Jerald Dosch is starting his 10th year at Macalester this fall with roles in both the Environmental Studies and Biology departments.  In addition to continuing to serve as Director of the Katharine Ordway Natural History Area (Ordway Field Station), he will once again co-teach Outdoor Environmental Education with Ruthanne Kurth-Schai from the Education Studies Department as well as Ecology and Environmental Science.  Jerald spent the summer working with wonderful Macalester students and faculty conducting research and performing management jobs at Ordway.   It was a highly successful and enjoyable summer field season with five faculty and 11 students conducting research in ecology and archaeology.  Be sure to stop by the October poster fair and learn about what they accomplished.

Prof. Christie ManningProf. Christie Manning

Christie is glad to be returning as a full-time Visiting Assistant Professor for the coming academic year 2013-2014.  She’ll have an extremely busy fall – she’s teaching a First Year Course (Psychology in a Material World), the Environmental Leadership Practicum, and Psychology of Sustainable Behavior.  On top of this teaching load, she will also be collaborating with colleagues on a revised edition of one of the main textbooks in her field: The Psychology of Environmental Problems.

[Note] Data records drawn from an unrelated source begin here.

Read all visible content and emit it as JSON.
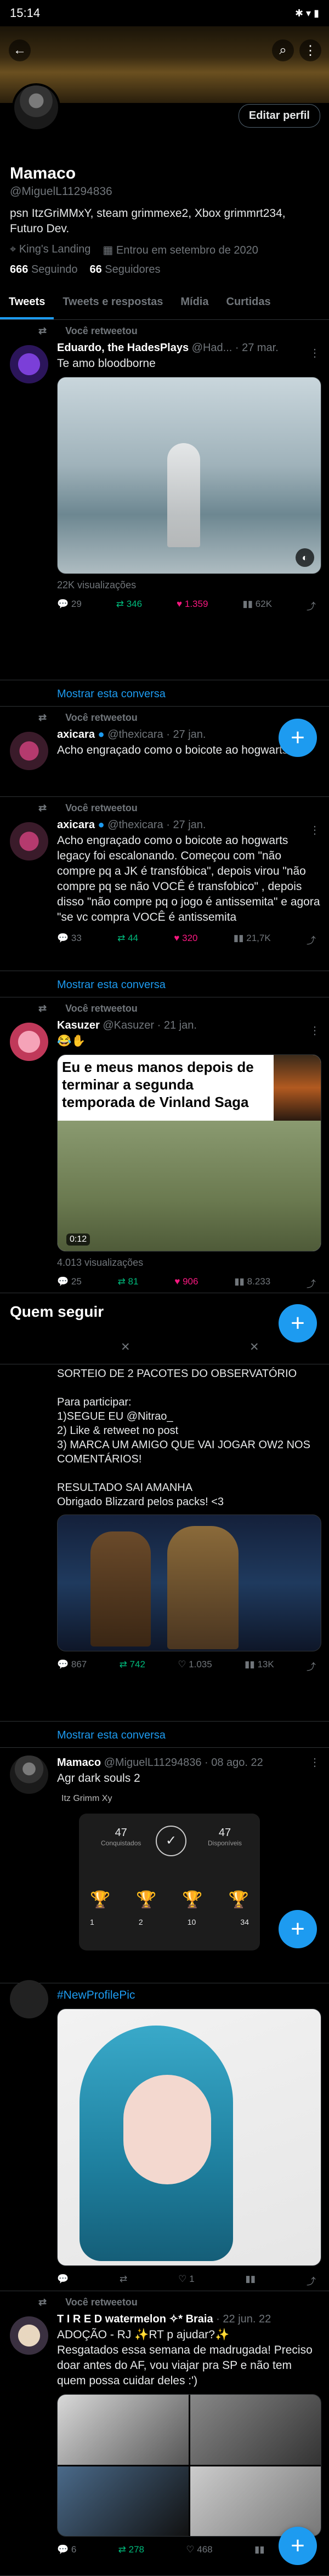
{
  "status": {
    "time": "15:14",
    "icons": "✱ ▾ ▮"
  },
  "profile": {
    "name": "Mamaco",
    "handle": "@MiguelL11294836",
    "bio": "psn ItzGriMMxY, steam grimmexe2, Xbox grimmrt234, Futuro Dev.",
    "location": "King's Landing",
    "joined": "Entrou em setembro de 2020",
    "following_count": "666",
    "following_label": "Seguindo",
    "followers_count": "66",
    "followers_label": "Seguidores",
    "edit_label": "Editar perfil"
  },
  "tabs": [
    "Tweets",
    "Tweets e respostas",
    "Mídia",
    "Curtidas"
  ],
  "rt_label": "Você retweetou",
  "tweets": [
    {
      "author": "Eduardo, the HadesPlays",
      "handle": "@Had...",
      "date": "27 mar.",
      "text": "Te amo bloodborne",
      "views": "22K visualizações",
      "replies": "29",
      "retweets": "346",
      "likes": "1.359",
      "stats": "62K"
    },
    {
      "author": "axicara",
      "handle": "@thexicara",
      "date": "27 jan.",
      "text": "Acho engraçado como o boicote ao hogwarts"
    },
    {
      "author": "axicara",
      "handle": "@thexicara",
      "date": "27 jan.",
      "text": "Acho engraçado como o boicote ao hogwarts legacy foi escalonando. Começou com \"não compre pq a JK é transfóbica\", depois virou \"não compre pq se não VOCÊ é transfobico\" , depois disso \"não compre pq o jogo é antissemita\" e agora \"se vc compra VOCÊ é antissemita",
      "replies": "33",
      "retweets": "44",
      "likes": "320",
      "stats": "21,7K"
    },
    {
      "author": "Kasuzer",
      "handle": "@Kasuzer",
      "date": "21 jan.",
      "text": "😂✋",
      "meme": "Eu e meus manos depois de terminar a segunda temporada de Vinland Saga",
      "duration": "0:12",
      "views": "4.013 visualizações",
      "replies": "25",
      "retweets": "81",
      "likes": "906",
      "stats": "8.233"
    },
    {
      "author": "",
      "text": "SORTEIO DE 2 PACOTES DO OBSERVATÓRIO\n\nPara participar:\n1)SEGUE EU @Nitrao_\n2) Like & retweet no post\n3) MARCA UM AMIGO QUE VAI JOGAR OW2 NOS COMENTÁRIOS!\n\nRESULTADO SAI AMANHA\nObrigado Blizzard pelos packs! <3",
      "replies": "867",
      "retweets": "742",
      "likes": "1.035",
      "stats": "13K"
    },
    {
      "author": "Mamaco",
      "handle": "@MiguelL11294836",
      "date": "08 ago. 22",
      "text": "Agr dark souls 2",
      "card_user": "Itz Grimm Xy",
      "ach_done": "47",
      "ach_done_label": "Conquistados",
      "ach_avail": "47",
      "ach_avail_label": "Disponíveis",
      "trophies": [
        "1",
        "2",
        "10",
        "34"
      ]
    },
    {
      "author": "",
      "text": "#NewProfilePic",
      "replies": "",
      "retweets": "",
      "likes": "1",
      "stats": ""
    },
    {
      "author": "T I R E D watermelon ✧* Braia",
      "handle": "",
      "date": "22 jun. 22",
      "text": "ADOÇÃO - RJ ✨RT p ajudar?✨\nResgatados essa semana de madrugada! Preciso doar antes do AF, vou viajar pra SP e não tem quem possa cuidar deles :')",
      "replies": "6",
      "retweets": "278",
      "likes": "468",
      "stats": ""
    }
  ],
  "show_conversation": "Mostrar esta conversa",
  "who_to_follow": "Quem seguir",
  "colors": {
    "accent": "#1d9bf0",
    "like": "#f91880",
    "retweet": "#00ba7c",
    "muted": "#71767b"
  }
}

Christie’s summer was a nice balance of work and travel.  She spent most of June in Germany visiting family and friends.  In July and August, she and Roopali co-supervised two research projects.  Two of the research students (Sam Burlager ’15 and Akilah Sanders-Reed ’15) created a Climate Change “Primer” for the City of Saint Paul, called Ready and Resilient.  The other two students, Rowena Foo ’16 and Sophie Raynor ’15, worked with Christie to design and run several new empirical research studies investigating people’s psychological distance of climate change.  The research team is writing up the results and making plans for one further study in the fall.  Christie ended the summer with her usual survey extravaganza at the State Fair, collecting around 1,000 environment and climate change attitude surveys from Minnesota fairgoers.

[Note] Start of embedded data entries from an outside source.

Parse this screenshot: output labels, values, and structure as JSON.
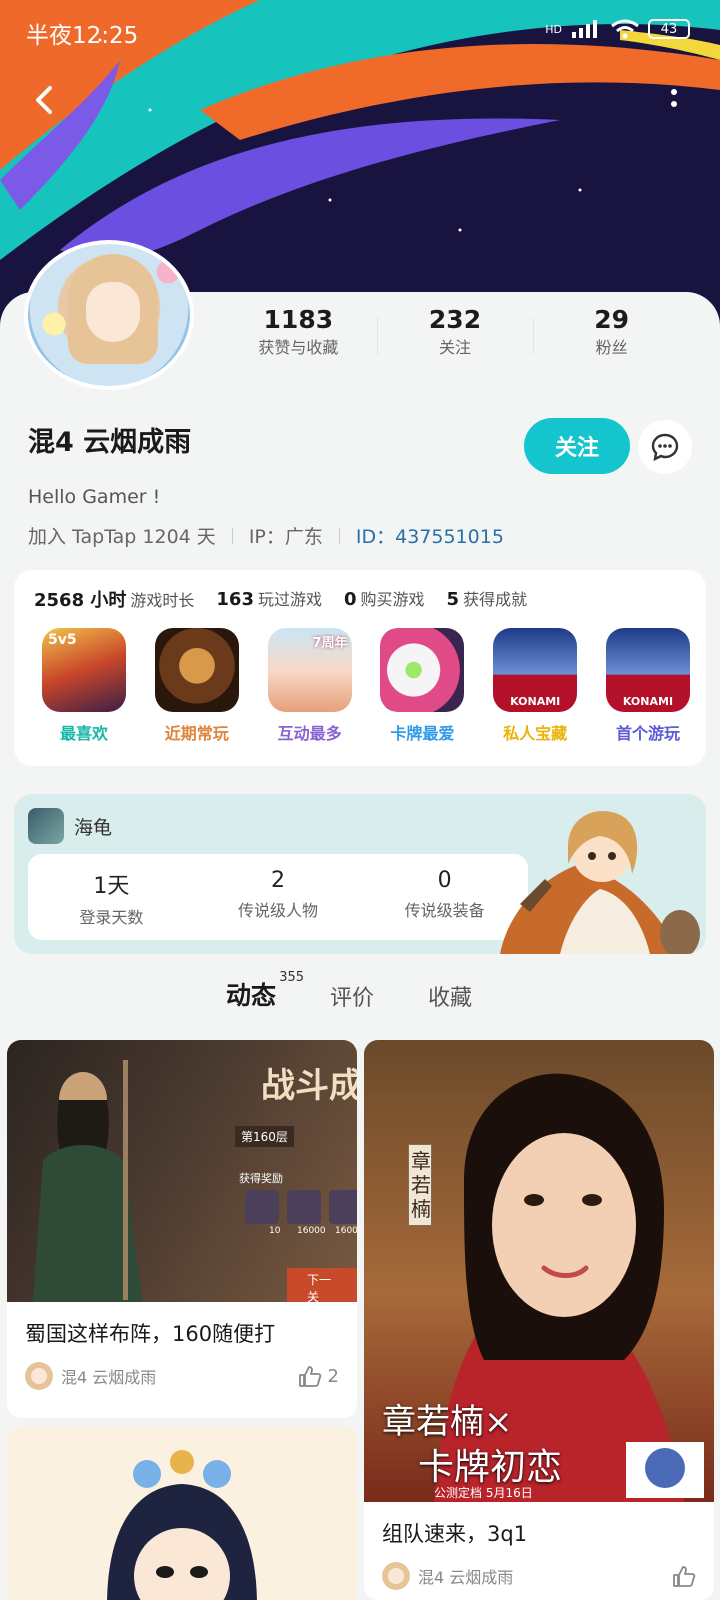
{
  "status": {
    "time": "半夜12:25",
    "battery": "43",
    "hd": "HD"
  },
  "profile": {
    "stats": [
      {
        "value": "1183",
        "label": "获赞与收藏"
      },
      {
        "value": "232",
        "label": "关注"
      },
      {
        "value": "29",
        "label": "粉丝"
      }
    ],
    "username": "混4 云烟成雨",
    "follow_label": "关注",
    "bio": "Hello Gamer !",
    "joined": "加入 TapTap 1204 天",
    "ip": "IP：广东",
    "uid": "ID：437551015"
  },
  "game_summary": {
    "hours_value": "2568 小时",
    "hours_label": "游戏时长",
    "played_value": "163",
    "played_label": "玩过游戏",
    "bought_value": "0",
    "bought_label": "购买游戏",
    "achievements_value": "5",
    "achievements_label": "获得成就",
    "games": [
      {
        "tag": "最喜欢",
        "color": "#14b8a6",
        "icon_text": "5v5"
      },
      {
        "tag": "近期常玩",
        "color": "#e0843a",
        "icon_text": ""
      },
      {
        "tag": "互动最多",
        "color": "#8a63d2",
        "icon_text": "7周年"
      },
      {
        "tag": "卡牌最爱",
        "color": "#2f9be8",
        "icon_text": ""
      },
      {
        "tag": "私人宝藏",
        "color": "#eab308",
        "icon_text": "KONAMI"
      },
      {
        "tag": "首个游玩",
        "color": "#5b5bd6",
        "icon_text": "KONAMI"
      }
    ]
  },
  "turtle": {
    "name": "海龟",
    "stats": [
      {
        "value": "1天",
        "label": "登录天数"
      },
      {
        "value": "2",
        "label": "传说级人物"
      },
      {
        "value": "0",
        "label": "传说级装备"
      }
    ]
  },
  "tabs": [
    {
      "label": "动态",
      "count": "355"
    },
    {
      "label": "评价"
    },
    {
      "label": "收藏"
    }
  ],
  "posts": [
    {
      "title": "蜀国这样布阵，160随便打",
      "author": "混4 云烟成雨",
      "likes": "2",
      "img_text": {
        "header": "战斗成",
        "level": "第160层",
        "reward": "获得奖励",
        "next": "下一关",
        "n1": "10",
        "n2": "16000",
        "n3": "1600"
      }
    },
    {
      "title": "组队速来，3q1",
      "author": "混4 云烟成雨",
      "likes": "",
      "img_text": {
        "name_v": "章若楠",
        "promo1": "章若楠×",
        "promo2": "卡牌初恋",
        "date": "公测定档 5月16日"
      }
    },
    {
      "title": "",
      "author": "",
      "likes": ""
    }
  ]
}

Prof. Marianne MilliganProf. Marianne Milligan

During the 2012-2013 academic year, Marianne taught two classes in the linguistics department and the cross-listed course, 100 Words for Snow: Language and Nature. During the unit on indigenous knowledge in that course, students researched Native American uses of plants and animals found at the Ordway Field Station creating pages on ethnobiology for the Ordwepedia website.